A jadomycin is a natural product produced by Streptomyces venezuelae ISP5230 (ATCC10712), the organism which is most well known for making the antibiotic chloramphenicol. The name jadomycin is applied to a family of related angucyclines which are distinguished by the E ring (usually an oxoazolone ring), which is derived from an amino acid. The amino acid incorporation which forms the E-ring is a chemical reaction, rather than enzymatic, an uncommon occurrence in biosynthesis. As such a number of jadomycins incorporating different amino acids have been discovered. Jadomycin A was the first compound of this family to be isolated and constitutes the angucylic backbone with L-isoleucine incorporated into the E-ring. A related analog, jadomycin B, is modified by glycosylation with a 2,6-dideoxy sugar, L-digitoxose. Jadomycins have cytotoxic and antibacterial properties.

== Biosynthesis ==
The jadomycin biosynthetic gene cluster is well characterized.
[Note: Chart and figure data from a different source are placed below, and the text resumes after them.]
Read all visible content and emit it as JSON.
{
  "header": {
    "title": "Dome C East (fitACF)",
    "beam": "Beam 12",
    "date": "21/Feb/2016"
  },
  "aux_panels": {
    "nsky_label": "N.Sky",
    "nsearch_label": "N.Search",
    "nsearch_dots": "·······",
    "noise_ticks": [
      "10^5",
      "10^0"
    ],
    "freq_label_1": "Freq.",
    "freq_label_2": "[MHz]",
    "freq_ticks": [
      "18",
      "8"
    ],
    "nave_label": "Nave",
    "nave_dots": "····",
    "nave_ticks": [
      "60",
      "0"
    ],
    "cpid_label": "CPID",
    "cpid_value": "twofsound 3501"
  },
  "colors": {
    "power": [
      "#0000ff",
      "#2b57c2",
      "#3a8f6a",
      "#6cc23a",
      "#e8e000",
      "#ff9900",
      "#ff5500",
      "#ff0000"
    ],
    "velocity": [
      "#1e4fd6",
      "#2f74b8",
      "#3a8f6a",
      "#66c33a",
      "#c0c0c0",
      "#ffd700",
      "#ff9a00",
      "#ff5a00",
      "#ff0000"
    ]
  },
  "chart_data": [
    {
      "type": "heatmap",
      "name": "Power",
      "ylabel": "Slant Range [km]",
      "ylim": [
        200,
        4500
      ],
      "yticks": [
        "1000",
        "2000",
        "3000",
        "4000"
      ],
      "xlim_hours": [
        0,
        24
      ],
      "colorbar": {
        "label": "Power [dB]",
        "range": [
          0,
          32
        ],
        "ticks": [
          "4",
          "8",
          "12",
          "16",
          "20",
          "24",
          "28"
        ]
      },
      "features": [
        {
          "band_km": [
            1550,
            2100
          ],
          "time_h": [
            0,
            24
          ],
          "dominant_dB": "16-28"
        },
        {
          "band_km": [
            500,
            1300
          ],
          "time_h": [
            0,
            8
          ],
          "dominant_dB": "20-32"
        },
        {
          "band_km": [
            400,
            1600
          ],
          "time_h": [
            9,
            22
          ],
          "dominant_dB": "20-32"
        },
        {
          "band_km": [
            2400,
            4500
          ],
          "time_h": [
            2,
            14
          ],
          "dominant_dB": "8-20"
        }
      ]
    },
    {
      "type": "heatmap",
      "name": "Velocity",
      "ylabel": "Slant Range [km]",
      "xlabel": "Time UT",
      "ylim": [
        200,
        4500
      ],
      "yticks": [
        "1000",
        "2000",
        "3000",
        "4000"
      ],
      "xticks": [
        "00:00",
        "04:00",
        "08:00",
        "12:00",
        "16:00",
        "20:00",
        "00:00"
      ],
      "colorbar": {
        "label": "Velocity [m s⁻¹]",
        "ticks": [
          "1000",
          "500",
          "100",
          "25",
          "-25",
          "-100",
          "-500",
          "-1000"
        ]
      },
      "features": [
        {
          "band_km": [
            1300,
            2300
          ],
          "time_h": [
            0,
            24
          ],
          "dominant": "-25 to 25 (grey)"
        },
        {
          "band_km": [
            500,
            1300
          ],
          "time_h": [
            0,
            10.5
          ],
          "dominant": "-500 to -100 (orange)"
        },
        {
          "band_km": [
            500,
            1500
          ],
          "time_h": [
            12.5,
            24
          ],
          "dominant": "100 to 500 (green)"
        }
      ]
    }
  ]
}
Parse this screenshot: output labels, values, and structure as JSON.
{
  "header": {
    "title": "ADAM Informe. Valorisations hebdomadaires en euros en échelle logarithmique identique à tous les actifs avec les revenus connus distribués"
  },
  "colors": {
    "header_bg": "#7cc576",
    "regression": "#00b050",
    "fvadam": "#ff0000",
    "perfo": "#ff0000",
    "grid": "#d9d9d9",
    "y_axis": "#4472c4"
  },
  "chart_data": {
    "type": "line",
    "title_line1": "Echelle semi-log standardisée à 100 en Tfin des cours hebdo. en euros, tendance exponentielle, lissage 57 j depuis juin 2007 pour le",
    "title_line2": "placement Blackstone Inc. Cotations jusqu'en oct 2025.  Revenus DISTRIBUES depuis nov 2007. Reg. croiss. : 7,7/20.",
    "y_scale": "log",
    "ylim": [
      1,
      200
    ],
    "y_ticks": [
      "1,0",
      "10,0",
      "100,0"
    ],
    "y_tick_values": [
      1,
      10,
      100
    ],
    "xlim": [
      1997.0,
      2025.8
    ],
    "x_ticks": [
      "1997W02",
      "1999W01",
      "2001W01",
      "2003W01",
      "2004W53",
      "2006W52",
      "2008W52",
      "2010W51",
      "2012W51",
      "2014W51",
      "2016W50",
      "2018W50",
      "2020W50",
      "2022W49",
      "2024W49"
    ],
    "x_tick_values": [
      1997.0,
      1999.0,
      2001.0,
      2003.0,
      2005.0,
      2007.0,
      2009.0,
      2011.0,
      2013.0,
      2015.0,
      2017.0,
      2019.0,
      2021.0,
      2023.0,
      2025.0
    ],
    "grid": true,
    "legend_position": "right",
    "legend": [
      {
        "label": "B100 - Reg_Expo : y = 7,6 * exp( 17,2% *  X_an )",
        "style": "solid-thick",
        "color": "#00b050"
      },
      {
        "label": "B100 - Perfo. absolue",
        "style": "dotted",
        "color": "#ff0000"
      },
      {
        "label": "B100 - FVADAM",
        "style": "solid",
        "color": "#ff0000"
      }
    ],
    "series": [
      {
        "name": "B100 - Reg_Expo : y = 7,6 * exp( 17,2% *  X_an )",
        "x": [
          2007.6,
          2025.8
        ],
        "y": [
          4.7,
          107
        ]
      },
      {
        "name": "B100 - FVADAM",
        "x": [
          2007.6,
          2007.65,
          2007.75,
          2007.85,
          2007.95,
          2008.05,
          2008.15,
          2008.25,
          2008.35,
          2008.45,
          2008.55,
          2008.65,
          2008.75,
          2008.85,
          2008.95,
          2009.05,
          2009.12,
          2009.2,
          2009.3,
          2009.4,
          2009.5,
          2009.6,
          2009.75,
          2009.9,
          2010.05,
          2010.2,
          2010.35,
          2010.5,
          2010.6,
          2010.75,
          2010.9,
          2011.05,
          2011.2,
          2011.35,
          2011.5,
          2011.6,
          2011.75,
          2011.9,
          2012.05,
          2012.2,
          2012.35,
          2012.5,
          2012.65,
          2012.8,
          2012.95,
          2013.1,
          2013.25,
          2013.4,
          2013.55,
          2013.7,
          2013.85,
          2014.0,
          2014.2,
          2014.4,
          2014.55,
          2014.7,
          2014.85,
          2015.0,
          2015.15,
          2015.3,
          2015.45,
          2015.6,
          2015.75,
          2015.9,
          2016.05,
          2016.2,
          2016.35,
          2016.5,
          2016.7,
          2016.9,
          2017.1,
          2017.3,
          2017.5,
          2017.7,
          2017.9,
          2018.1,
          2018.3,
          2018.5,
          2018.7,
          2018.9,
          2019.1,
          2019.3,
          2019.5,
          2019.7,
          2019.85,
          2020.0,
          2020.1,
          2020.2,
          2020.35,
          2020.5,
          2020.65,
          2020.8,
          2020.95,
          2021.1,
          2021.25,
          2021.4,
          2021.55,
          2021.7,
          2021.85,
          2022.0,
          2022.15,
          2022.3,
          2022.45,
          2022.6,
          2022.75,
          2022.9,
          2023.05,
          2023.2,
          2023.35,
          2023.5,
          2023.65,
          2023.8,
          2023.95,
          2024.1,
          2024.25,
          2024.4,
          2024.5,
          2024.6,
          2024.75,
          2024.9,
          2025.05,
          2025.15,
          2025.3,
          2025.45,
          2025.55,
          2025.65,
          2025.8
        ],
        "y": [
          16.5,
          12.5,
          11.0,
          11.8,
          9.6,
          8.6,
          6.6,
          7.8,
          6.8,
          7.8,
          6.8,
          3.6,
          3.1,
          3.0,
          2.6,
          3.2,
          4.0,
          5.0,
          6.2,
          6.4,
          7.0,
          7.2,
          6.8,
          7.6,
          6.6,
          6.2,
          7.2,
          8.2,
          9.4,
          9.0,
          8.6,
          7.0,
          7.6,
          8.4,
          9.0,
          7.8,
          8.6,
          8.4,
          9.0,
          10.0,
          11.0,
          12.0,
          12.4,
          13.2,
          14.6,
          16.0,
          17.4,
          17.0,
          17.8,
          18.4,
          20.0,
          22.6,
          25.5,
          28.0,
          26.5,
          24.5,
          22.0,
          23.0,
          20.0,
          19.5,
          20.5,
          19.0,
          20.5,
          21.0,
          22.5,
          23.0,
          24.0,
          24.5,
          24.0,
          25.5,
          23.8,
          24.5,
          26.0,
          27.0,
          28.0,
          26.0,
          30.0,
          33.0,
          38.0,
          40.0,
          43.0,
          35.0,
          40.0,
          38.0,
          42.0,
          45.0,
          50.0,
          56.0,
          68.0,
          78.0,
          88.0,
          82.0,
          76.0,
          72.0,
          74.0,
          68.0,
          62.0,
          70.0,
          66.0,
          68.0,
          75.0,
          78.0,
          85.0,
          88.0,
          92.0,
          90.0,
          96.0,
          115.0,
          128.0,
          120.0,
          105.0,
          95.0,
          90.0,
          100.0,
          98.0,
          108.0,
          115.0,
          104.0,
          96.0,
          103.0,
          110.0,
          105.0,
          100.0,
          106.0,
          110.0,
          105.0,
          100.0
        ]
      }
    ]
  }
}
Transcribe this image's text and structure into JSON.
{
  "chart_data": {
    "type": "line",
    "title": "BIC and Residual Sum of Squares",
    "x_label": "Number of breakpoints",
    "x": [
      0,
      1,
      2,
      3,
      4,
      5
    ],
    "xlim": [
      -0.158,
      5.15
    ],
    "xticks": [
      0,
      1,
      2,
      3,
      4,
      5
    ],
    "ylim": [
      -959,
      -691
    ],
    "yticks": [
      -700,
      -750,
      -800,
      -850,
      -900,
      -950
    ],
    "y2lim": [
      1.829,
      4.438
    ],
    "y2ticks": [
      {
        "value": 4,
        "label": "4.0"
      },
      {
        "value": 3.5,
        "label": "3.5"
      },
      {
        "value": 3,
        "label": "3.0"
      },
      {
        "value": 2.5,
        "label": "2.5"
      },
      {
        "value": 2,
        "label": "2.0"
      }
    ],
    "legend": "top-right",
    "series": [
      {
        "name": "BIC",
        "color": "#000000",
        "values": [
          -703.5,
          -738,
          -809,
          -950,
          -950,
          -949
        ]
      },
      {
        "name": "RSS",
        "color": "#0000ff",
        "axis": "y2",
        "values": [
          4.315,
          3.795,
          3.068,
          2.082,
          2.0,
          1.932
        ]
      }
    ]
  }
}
Jadomycin biosynthesis encompasses type II polyketide synthase (T2Pks) assembly to generate the angucycline component, and a dideoxy sugar pathway, to generate the sugar donor NDP-L-digitoxose. Studies have implicated JadG, an FAD-dependent oxygenase, in the ring cleavage required for incorporation of amino acids. JadS, the glycosyltransferase that transfers L-digitoxose, has been shown to be flexible with respect to the sugar donor.

== Analogs based on E-ring modification ==
Jadomycin analogs have been obtained through culture of S. venezuelae in the presence of a single amino acid. The diversity of jadomycins includes those incorporating naturally occurring amino acids, non-proteinogenic amino acids, and synthetic amino acids with handles enabling further chemical modification.